Identity and access management in Austrian portal network "Portalverbund"

Monday, January 12th

Gerold Pesendorfer, Peter Pichler - LFRZ GmbH, Austria

The Portalverbund - as part of the Austrian e-government strategy - is used within the most important governmental G2G applications such as ZMR (Central Register of Residents), EKIS (Police Information System), or FSR (Register for driving licenses). The participants (e.g. ministries, federal countries and other public organisations) run user portals to administrate access rights for all applications needed. Organisations providing applications are using an application portal which controls the access of user portals to their applications. The technical base for the communication between users and applications is the Portalverbund-Protocol (PVP). The newest challenge in this context is the usage of Portalverbund for B2G communication.

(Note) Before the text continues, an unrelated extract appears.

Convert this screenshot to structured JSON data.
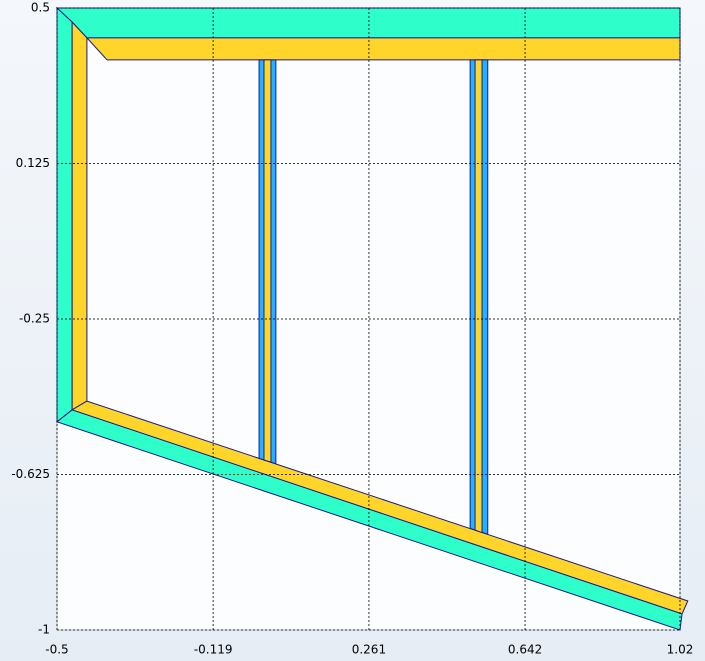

Adapting to Users in Recommender Systems

Monday, January 19th

Francesco Ricci - Free University of Bozen-Bolzano, Italy

Recommender systems have emerged as an important part of the solution to the information overload problem facing today's Web users. Combining ideas and techniques from information filtering, user modeling, artificial intelligence, and human-computer interaction, recommender systems provide users with proactive suggestions that are tailored to meet their particular information need. In this talk I will present some novel recommendation technologies that are making recommender systems more adaptive to the user. Here, the focus of the adaptation is on the interaction process, i.e., to the various actions the system may perform to better help the users in achieving their specific information goals.

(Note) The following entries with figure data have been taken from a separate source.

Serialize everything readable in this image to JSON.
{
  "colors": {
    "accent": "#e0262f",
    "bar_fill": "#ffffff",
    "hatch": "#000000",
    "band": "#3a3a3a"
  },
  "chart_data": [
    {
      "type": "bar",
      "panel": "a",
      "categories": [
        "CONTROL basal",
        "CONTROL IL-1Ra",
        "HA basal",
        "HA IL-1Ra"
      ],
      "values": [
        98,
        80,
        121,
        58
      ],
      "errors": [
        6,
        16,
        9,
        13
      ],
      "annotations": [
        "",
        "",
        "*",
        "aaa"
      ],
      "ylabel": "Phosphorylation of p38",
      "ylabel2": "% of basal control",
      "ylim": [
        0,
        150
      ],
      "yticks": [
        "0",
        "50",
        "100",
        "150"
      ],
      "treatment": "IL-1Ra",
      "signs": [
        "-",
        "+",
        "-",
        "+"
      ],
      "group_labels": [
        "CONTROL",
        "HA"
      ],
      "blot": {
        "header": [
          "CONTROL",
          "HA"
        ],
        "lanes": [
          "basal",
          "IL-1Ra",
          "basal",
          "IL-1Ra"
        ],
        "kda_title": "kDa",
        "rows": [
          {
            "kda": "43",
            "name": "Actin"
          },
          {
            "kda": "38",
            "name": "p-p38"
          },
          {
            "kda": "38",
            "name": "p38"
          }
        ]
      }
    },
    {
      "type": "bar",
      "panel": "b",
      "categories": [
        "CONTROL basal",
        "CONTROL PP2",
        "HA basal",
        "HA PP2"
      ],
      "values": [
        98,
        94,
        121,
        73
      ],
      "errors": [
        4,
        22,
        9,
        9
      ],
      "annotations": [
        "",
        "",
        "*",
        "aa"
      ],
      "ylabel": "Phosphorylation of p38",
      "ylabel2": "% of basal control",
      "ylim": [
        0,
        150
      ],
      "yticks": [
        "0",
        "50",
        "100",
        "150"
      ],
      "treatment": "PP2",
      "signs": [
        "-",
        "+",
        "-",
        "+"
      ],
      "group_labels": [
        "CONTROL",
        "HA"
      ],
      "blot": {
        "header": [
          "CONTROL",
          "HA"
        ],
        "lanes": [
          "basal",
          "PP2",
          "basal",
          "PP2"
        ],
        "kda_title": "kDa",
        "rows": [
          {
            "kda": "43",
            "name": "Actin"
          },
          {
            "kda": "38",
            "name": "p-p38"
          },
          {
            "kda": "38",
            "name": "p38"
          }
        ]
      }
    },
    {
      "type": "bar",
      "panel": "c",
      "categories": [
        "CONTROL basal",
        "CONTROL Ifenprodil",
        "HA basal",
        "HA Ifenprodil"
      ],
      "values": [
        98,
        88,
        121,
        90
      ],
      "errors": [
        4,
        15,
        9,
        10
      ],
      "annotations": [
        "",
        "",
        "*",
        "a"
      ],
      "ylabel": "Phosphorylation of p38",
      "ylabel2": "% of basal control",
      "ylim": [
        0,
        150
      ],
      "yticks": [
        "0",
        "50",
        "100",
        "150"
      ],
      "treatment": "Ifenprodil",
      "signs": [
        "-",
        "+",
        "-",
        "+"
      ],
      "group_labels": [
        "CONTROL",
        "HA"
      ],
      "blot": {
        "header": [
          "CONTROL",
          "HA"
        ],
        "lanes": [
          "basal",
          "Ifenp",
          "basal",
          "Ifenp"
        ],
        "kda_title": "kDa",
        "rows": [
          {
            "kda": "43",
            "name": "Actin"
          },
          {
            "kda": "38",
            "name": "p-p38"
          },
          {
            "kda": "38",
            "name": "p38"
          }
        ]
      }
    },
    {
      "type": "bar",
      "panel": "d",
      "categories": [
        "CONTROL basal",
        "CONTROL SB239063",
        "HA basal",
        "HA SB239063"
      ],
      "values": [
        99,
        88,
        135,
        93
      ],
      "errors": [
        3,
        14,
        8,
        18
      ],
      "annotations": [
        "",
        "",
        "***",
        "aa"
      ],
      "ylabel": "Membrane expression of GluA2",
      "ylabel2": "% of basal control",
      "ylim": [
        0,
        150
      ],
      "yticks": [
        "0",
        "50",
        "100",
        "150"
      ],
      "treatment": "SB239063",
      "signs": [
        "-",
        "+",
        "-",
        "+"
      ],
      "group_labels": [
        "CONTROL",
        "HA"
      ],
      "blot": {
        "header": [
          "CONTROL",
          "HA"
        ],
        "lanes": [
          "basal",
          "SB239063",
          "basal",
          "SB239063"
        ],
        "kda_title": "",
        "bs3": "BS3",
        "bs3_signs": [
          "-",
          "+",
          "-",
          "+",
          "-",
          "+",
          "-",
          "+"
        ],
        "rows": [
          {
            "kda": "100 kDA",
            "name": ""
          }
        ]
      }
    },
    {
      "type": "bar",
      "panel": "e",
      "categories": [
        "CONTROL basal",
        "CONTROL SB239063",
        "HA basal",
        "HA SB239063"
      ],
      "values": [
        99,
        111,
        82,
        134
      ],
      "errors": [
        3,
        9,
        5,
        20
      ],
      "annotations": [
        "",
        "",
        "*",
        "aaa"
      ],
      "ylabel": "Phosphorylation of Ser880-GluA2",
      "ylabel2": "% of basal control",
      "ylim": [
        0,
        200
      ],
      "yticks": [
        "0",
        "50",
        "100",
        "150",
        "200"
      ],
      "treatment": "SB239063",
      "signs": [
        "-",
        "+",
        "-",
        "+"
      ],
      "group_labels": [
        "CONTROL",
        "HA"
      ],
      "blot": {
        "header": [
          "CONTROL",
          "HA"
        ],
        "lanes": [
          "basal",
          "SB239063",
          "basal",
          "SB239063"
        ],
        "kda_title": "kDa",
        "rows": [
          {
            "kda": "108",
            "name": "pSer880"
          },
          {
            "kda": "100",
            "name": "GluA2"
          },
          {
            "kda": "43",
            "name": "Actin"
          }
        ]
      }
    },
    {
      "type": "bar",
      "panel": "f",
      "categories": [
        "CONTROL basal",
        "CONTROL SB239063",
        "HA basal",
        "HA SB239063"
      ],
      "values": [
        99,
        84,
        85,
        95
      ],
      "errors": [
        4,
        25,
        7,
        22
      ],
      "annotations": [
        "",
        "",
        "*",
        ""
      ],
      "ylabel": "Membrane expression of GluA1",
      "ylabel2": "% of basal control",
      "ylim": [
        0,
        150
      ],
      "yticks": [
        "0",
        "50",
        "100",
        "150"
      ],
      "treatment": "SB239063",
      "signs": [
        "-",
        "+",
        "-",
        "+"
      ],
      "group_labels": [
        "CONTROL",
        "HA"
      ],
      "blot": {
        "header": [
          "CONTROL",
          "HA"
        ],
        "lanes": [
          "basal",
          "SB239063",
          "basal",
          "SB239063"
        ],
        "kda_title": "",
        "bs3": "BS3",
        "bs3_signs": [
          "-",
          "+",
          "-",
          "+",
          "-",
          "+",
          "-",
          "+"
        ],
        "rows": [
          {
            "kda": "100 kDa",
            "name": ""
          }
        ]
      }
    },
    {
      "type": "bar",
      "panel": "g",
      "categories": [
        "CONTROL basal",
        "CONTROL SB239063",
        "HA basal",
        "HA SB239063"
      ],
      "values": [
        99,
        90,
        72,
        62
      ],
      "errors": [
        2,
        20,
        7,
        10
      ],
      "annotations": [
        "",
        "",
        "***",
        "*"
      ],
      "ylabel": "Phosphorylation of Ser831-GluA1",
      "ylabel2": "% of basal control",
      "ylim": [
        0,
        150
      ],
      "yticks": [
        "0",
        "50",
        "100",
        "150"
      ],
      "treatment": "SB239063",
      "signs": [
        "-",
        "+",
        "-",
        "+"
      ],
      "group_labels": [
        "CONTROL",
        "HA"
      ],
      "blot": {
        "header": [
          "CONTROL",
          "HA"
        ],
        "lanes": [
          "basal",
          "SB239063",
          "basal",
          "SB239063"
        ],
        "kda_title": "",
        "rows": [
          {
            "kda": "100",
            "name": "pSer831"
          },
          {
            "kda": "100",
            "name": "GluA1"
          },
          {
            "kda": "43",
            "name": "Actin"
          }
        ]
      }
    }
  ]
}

Blog Mining - Market Research done easily?

Monday, January 26th

Bettina Berendt - Katholieke Universiteit Leuven, Belgium

The easy availability and large quantity of opinions in blogs and other forms of "user-generated content" on the Web offer an opportunity to complement laborious and expensive techniques of market research by techniques of data mining, which enable easy and fast analysis of large amounts of data. In this talk, an overview of current techniques, and its possibilities and limitations will be discussed. Topics include the maturity and the politicization of the German blogosphere and the semantic content of tags.